The Wild Robot by Peter Brown
Lydia has been interested in robots since she was just a year old, so I eagerly picked up this well-illustrated novel about Roz, a robot whose crate falls off a ship and washes up on an island with no human inhabitants. Roz learns to speak the animal language, but the animals see her as a monster at first. When she accidentally falls on a nest, crushing the adult geese and all but one egg, she decides to adopt the surviving gosling and raise him as her own. Gradually, Roz becomes an accepted member of the island ecosystem and helps the animals survive an unusually harsh winter . . . but then some other robots arrive to capture Roz and bring her back to the manufacturer.
It’s a lot of fun watching Roz’s learning algorithms adapt to a situation her programmers never expected her to encounter! Sometimes she knows useful things the animals don’t, but at other times she’s hilariously clueless. Together, they ingeniously solve problems like fixing Roz’s broken foot.
Although written for kids, this book has some deep and difficult ideas in it. We didn’t get very far past the nest accident before Lydia rejected the book, saying it was “too sad and scary.” I put it aside (left on her bedside table) for a few months before she asked to hear it again. Life in the wilderness can be harsh, even before the other robots stomp in focused on capturing Roz without concern for collateral damage. Brightbill, the adopted gosling, has to accept that his mom is very different from him, can’t teach him a lot of the things he needs to know, and can’t come along on an important journey that teaches him harsh lessons about the human world. The book’s conclusion, while perfectly logical, is heartbreaking–but it’s setting up for a sequel. . . .
Sex at Dawn by Christopher Ryan and Cacilda Jetha
Various animals have various patterns of mating behavior, but everybody knows that human beings naturally form an exclusive pair-bond that lasts the rest of their lives, right? Okay, sometimes it doesn’t work out for some couples, but they must have done it wrong or not had enough social support, because that’s the type of sexual relationship that humans naturally have, right?
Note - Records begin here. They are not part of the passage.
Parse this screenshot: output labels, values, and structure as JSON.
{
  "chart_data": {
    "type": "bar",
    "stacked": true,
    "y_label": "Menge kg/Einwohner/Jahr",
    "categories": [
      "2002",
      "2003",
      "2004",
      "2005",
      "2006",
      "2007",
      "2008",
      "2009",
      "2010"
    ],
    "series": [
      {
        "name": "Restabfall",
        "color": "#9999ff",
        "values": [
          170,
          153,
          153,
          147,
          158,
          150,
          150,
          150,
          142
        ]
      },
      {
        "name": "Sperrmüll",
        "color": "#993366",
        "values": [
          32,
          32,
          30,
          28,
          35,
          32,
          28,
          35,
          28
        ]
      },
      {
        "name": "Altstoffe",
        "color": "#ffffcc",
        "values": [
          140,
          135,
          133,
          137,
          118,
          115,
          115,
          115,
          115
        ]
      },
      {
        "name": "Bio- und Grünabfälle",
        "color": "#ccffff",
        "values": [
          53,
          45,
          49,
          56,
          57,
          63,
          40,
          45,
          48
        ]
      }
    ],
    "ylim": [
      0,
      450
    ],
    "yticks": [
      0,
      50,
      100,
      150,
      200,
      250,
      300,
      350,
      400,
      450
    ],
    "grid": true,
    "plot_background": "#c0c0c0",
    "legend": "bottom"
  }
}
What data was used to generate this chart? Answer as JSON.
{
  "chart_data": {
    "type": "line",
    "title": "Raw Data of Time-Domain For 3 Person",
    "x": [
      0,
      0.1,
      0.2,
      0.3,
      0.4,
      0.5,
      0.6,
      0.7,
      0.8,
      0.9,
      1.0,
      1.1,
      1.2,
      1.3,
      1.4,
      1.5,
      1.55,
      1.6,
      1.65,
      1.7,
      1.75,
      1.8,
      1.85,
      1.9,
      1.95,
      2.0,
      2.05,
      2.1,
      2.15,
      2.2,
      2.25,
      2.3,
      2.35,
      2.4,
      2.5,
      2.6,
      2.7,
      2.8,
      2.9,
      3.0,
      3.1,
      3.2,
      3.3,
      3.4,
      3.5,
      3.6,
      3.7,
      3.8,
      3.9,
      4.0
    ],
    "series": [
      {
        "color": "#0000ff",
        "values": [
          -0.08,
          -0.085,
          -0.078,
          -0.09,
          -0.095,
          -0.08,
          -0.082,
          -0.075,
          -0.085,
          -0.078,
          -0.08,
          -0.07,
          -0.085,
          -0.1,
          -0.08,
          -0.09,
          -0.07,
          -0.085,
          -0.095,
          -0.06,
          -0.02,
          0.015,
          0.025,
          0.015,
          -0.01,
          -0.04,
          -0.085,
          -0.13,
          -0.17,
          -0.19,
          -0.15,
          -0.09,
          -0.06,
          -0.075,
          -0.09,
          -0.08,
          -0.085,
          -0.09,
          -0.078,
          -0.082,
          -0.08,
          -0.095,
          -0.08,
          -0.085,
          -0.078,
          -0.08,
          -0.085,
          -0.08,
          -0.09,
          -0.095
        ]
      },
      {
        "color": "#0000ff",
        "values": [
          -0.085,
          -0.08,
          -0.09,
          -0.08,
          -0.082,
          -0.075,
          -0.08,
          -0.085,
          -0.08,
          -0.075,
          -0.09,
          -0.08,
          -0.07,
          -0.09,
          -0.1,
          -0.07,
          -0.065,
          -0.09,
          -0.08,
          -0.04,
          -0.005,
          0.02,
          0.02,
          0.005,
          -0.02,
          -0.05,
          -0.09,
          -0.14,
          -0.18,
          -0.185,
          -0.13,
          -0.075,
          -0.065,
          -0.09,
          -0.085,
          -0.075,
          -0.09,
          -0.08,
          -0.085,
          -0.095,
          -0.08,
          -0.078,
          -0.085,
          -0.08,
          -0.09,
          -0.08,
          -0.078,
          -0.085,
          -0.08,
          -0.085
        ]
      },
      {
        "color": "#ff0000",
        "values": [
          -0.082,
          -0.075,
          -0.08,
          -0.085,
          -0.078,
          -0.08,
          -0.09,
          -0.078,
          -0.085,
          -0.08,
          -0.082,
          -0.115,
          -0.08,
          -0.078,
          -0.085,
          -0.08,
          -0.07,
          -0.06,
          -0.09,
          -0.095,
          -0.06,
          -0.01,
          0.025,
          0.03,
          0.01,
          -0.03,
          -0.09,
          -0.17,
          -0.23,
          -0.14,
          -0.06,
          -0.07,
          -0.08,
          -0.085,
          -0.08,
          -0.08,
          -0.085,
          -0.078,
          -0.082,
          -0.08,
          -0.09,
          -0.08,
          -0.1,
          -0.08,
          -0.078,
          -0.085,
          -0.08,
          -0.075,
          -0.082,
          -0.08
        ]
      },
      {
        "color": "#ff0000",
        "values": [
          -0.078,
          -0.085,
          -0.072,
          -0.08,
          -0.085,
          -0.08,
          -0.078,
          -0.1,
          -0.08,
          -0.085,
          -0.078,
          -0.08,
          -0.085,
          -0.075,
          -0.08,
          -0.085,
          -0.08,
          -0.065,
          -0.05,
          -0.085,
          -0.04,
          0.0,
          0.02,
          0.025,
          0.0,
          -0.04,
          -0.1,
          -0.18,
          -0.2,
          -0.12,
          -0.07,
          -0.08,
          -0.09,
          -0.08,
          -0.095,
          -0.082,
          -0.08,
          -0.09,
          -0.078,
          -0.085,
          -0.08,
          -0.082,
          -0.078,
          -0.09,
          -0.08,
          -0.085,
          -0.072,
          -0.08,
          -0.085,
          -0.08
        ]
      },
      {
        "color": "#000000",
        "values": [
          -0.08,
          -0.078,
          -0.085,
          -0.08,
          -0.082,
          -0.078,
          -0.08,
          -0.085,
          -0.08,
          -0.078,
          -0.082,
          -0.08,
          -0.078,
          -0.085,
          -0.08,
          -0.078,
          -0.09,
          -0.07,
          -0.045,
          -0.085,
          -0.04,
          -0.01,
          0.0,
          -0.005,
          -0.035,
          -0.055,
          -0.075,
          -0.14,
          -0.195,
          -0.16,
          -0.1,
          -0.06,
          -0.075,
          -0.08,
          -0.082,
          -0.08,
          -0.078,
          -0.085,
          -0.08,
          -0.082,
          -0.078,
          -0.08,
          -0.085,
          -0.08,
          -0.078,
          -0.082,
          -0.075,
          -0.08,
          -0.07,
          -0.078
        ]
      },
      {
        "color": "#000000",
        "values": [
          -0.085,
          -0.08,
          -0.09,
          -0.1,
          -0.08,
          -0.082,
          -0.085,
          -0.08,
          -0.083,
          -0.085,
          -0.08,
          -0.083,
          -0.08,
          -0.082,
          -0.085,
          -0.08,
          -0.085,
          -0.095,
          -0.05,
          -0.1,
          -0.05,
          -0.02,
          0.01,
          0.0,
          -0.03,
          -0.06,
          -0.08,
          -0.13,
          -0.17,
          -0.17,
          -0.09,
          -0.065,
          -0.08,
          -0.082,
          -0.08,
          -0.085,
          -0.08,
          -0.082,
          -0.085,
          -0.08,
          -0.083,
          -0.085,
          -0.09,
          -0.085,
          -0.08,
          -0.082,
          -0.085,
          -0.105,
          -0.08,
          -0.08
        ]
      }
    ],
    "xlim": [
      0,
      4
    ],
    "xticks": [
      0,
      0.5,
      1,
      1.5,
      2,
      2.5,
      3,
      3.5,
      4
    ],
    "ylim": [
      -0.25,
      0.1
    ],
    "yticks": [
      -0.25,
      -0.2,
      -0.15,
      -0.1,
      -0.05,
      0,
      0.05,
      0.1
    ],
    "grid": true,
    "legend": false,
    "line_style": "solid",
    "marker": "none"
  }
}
Maybe not. Ryan and Jetha make a convincing case for an alternative interpretation of what’s natural for our species, presenting research findings from primatology, anthropology, and physiology. They suggest that what would really work best for humans is living in smallish groups in which each adult has multiple lovers and all adults care for all children regardless of biological relationship. They explain how many research studies distorted or misinterpreted the very situations they meant to observe, and how some findings about our anatomy were suppressed and later disregarded.
The weakest section of the book is the one that tries to guide us toward a new model of relationships, moving forward from the society in which we find ourselves after generations of struggling with monogamy. It’s like the authors were getting close to deadline and didn’t have time to interview a bunch of happy, functional polyamorous people to find out how that works. But at least they advocate talking very openly with your partner(s) about how love and sex work for you and trying to work out what will be most fulfilling for everyone.